Great article. This is probably a question for the statisticians: Would repeatedly sampling from a uniform distribution mean that on average the next card chosen will come from the middle of the remaining pack (as repeatedly sampling from a uniform distribution gives a normal distribution), or does the decreasing sample size somehow cancel that effect out? Then at the same time the algorithm is moving cards from the end towards the middle. Intuitively it feels like the shuffle ought to be biased towards selecting the middle-end of the pack first, but wikipedia indicates it's unbiased. Any help with getting further intuition?
The key here is that you aren't sampling the same uniform distribution each time. You shrink the sample space by one each time you remove a card and append it to the end.
Yes, but the average value of the sampled values will tend towards a Normal distribution by the central limit theorem, and I'm probably misapplying it by wondering whether the next sample tends to be from nearer the middle.
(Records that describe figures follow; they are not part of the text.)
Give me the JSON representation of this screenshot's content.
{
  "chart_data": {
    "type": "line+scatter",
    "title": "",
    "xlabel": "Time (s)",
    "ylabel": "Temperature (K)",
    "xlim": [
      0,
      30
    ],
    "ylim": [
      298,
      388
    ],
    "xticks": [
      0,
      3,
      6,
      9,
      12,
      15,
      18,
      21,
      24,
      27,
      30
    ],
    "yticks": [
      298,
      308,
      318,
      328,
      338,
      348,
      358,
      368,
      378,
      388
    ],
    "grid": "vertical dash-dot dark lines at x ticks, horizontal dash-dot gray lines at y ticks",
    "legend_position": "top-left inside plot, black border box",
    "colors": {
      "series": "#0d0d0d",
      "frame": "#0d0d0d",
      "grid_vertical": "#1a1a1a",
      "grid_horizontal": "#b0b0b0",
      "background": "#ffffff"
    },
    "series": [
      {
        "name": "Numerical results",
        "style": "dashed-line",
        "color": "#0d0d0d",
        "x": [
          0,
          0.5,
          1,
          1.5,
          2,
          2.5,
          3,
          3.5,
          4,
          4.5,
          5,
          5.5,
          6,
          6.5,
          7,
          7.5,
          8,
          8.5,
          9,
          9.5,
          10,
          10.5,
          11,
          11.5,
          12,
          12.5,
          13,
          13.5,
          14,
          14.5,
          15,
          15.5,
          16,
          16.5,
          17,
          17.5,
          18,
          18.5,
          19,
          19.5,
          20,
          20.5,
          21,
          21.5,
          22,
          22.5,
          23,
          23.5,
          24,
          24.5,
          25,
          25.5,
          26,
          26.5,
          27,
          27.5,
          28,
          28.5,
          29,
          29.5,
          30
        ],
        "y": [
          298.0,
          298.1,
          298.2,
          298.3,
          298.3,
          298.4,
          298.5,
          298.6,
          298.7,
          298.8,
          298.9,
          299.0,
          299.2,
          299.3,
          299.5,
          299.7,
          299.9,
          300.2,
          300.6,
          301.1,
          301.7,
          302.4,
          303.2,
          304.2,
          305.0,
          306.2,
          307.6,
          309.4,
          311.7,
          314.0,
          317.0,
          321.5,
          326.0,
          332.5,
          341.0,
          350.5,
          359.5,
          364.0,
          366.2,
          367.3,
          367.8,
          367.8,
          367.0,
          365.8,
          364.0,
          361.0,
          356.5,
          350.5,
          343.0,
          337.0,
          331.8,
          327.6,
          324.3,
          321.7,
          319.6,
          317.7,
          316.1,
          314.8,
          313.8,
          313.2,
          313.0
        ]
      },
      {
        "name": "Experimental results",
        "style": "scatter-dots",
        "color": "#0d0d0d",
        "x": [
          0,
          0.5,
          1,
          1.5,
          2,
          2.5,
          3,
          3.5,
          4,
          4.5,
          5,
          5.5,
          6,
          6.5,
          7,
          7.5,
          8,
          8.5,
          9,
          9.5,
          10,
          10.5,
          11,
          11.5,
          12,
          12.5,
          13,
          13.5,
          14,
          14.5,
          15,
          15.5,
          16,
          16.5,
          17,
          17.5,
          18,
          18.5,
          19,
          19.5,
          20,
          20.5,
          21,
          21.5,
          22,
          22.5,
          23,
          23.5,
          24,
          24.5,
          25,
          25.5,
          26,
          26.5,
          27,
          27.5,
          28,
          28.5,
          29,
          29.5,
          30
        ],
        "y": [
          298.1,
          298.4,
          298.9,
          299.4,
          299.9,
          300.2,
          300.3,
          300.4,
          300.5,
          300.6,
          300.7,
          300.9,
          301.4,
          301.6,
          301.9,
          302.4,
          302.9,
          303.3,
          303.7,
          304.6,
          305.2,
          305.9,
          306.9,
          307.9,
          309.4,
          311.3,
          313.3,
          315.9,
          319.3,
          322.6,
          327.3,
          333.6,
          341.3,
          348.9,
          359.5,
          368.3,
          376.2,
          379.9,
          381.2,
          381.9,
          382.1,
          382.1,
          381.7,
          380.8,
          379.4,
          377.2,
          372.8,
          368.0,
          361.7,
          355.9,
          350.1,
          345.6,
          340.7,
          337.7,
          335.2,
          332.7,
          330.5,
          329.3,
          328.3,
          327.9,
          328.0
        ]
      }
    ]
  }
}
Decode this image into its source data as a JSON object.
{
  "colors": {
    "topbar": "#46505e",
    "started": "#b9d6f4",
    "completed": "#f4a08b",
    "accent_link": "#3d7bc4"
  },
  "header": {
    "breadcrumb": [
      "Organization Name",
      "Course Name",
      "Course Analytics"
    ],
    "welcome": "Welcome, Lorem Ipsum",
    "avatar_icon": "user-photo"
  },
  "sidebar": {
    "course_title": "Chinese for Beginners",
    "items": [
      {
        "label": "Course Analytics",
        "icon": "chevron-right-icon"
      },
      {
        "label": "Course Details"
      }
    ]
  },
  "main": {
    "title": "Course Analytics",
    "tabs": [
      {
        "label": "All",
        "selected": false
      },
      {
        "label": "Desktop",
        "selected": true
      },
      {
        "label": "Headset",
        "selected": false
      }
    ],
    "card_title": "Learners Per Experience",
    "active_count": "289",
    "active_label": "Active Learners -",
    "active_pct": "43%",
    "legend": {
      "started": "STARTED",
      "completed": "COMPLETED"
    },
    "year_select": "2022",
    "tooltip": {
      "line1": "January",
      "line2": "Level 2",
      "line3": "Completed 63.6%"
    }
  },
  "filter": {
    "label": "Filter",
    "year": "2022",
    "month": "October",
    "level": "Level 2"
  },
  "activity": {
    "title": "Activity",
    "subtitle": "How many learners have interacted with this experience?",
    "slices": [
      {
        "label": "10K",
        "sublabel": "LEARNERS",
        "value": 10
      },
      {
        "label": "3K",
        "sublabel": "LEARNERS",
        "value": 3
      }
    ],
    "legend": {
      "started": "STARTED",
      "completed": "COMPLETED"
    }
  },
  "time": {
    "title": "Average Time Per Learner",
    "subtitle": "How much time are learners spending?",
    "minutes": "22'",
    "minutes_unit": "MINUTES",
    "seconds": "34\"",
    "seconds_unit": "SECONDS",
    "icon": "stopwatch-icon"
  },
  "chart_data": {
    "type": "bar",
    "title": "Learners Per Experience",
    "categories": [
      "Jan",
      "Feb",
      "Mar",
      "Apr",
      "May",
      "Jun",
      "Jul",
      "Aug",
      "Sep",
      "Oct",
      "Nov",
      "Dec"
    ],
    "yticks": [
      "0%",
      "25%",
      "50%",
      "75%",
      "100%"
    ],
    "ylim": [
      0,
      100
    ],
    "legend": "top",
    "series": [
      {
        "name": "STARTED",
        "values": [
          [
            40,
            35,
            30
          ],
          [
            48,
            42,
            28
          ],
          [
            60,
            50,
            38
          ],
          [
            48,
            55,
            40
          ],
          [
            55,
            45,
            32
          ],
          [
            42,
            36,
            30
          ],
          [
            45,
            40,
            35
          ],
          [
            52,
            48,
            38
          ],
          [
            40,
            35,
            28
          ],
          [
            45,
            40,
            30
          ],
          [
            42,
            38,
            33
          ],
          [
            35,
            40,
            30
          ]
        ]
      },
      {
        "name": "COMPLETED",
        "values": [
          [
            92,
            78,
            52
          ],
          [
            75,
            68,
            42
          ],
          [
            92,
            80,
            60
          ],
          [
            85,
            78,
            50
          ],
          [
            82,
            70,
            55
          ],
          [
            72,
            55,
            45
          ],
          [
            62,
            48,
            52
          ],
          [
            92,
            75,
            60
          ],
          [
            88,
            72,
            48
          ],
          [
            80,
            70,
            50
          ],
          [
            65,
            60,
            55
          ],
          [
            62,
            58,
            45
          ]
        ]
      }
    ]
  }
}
I think skimbrel is right that as the sample being drawn from is decreasing each time the CLT will be invalidated anyway.
The average of the sampled values will be normally distributed, but the values themselves will be uniform.
If you sample every number once from [0,100], the average is 50, but that doesn't imply that the distribution of the sampled elements is normal - it's uniform.
His question of whether "on average, does the next card come from the middle" (which it doesn't) isn't the same as "is the mean of the next sampled card in the middle" (which it is).
The language was a little misleading - he said "on average" when he intended "most frequently".